Using the result given at the start of the question, find the value of the gradient function of \(y = {g^{ - 1}}(x)\) at x = 2.
(i) With f and g as defined in parts (a) and (b), solve \(g \circ f(x) = 2\).
(ii) Let \(h(x) = {(g \circ f)^{ - 1}}(x)\). Find \(h'(2)\).
Markscheme
\(f(2) = 9\) (A1)
\({f^{ - 1}}(x) = {(x - 1)^{\frac{1}{3}}}\) A1
\(({f^{ - 1}})'(x) = \frac{1}{3}{(x - 1)^{ - \frac{2}{3}}}\) (M1)
\(({f^{ - 1}})'(9) = \frac{1}{{12}}\) A1
\(f'(x) = 3{x^2}\) (M1)
\(\frac{1}{{f'(2)}} = \frac{1}{{3 \times 4}} = \frac{1}{{12}}\) A1
Note: The last M1 and A1 are independent of previous marks.
[6 marks]
\(g'(x) = {{\text{e}}^{{x^2}}} + 2{x^2}{{\text{e}}^{{x^2}}}\) M1A1
\(g'(x) > 0\) as each part is positive R1
[3 marks]
to find the x-coordinate on \(y = g(x)\) solve
\(2 = x{{\text{e}}^{{x^2}}}\) (M1)
\(x = 0.89605022078 \ldots \) (A1)
gradient \( = ({g^{ - 1}})'(2) = \frac{1}{{g'(0.896 \ldots )}}\) (M1)
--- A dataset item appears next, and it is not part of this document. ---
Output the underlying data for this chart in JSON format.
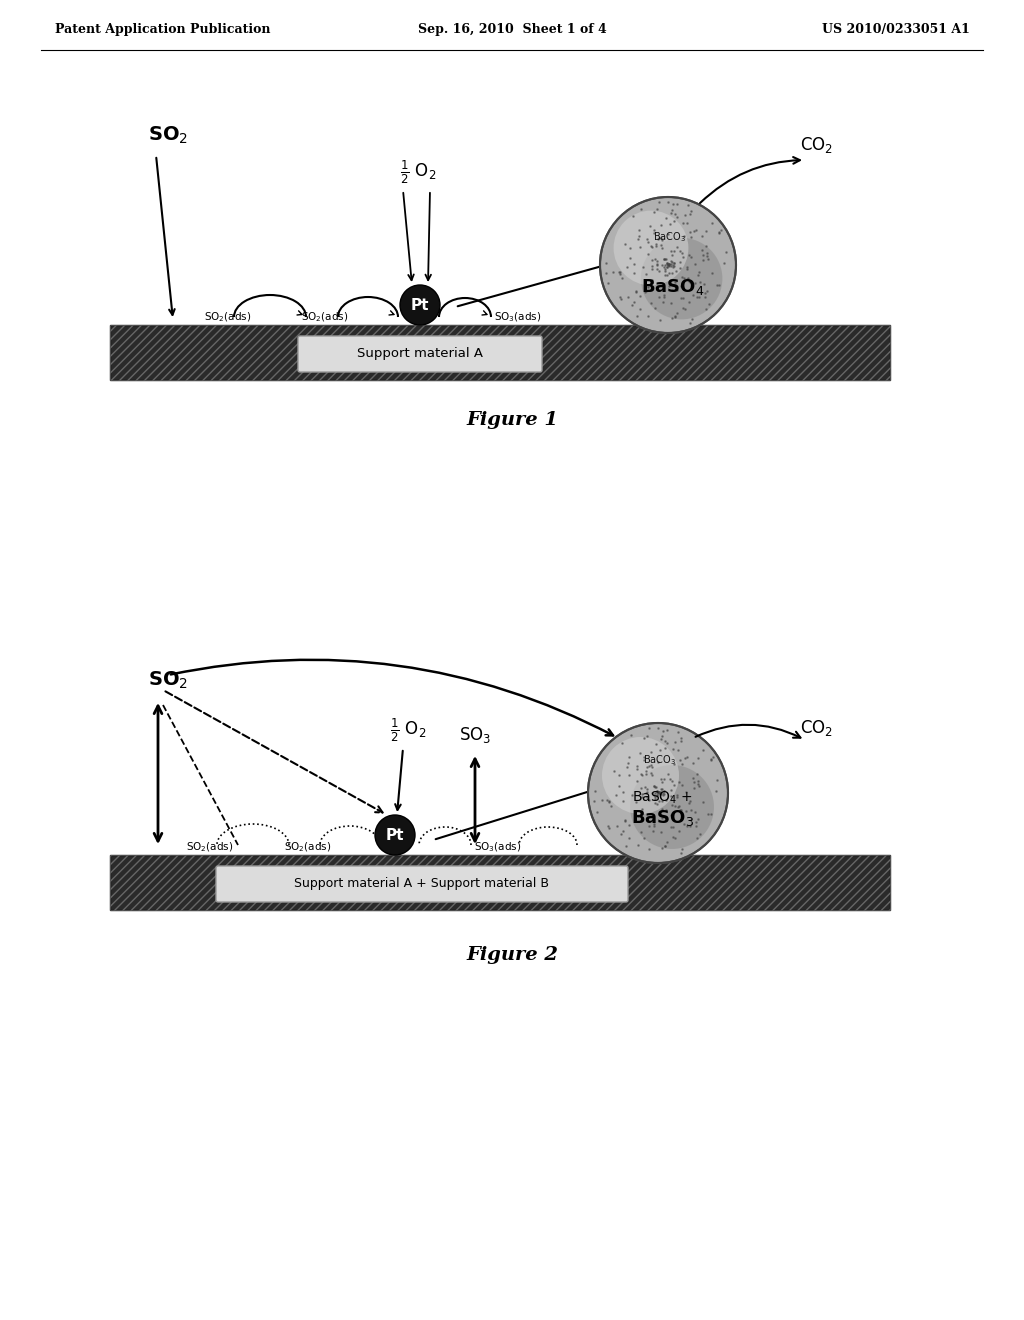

\( = \frac{1}{{{{\text{e}}^{{{(0.896 \ldots )}^2}}}\left( {1 + 2 \times {{(0.896 \ldots )}^2}} \right)}} = 0.172\) to 3sf A1
(using the \(\frac{{{\text{d}}y}}{{{\text{d}}x}}\) function on gdc \(g'(0.896 \ldots ) = 5.7716028 \ldots \)
\(\frac{1}{{g'(0.896 \ldots )}} = 0.173\)
[4 marks]
(i) \(({x^3} + 1){{\text{e}}^{{{({x^3} + 1)}^2}}} = 2\) A1
\(x = - 0.470191 \ldots \) A1
(ii) METHOD 1
\((g \circ f)'(x) = 3{x^2}{{\text{e}}^{{{({x^3} + 1)}^2}}}\left( {2{{({x^3} + 1)}^2} + 1} \right)\) (M1)(A1)
\((g \circ f)'( - 0.470191 \ldots ) = 3.85755 \ldots \) (A1)
\(h'(2) = \frac{1}{{3.85755 \ldots }} = 0.259{\text{ }}(232 \ldots )\) A1
Note: The solution can be found without the student obtaining the explicit form of the composite function.
METHOD 2
\(h(x) = ({f^{ - 1}} \circ {g^{ - 1}})(x)\) A1
\(h'(x) = ({f^{ - 1}})'\left( {{g^{ - 1}}(x)} \right) \times ({g^{ - 1}})'(x)\) M1
\( = \frac{1}{3}{\left( {{g^{ - 1}}(x) - 1} \right)^{ - \frac{2}{3}}} \times ({g^{ - 1}})'(x)\) M1
\(h'(2) = \frac{1}{3}{\left( {{g^{ - 1}}(2) - 1} \right)^{ - \frac{2}{3}}} \times ({g^{ - 1}})'(2)\)
\( = \frac{1}{3}{(0.89605 \ldots - 1)^{ - \frac{2}{3}}} \times 0.171933 \ldots \)
\( = 0.259{\text{ }}(232 \ldots )\) A1 N4
[6 marks]
Examiners report
There were many good attempts at parts (a) and (b), although in (b) many were unable to give a thorough justification.
There were many good attempts at parts (a) and (b), although in (b) many were unable to give a thorough justification.
Few good solutions to parts (c) and (d)(ii) were seen although many were able to answer (d)(i) correctly.
Few good solutions to parts (c) and (d)(ii) were seen although many were able to answer (d)(i) correctly.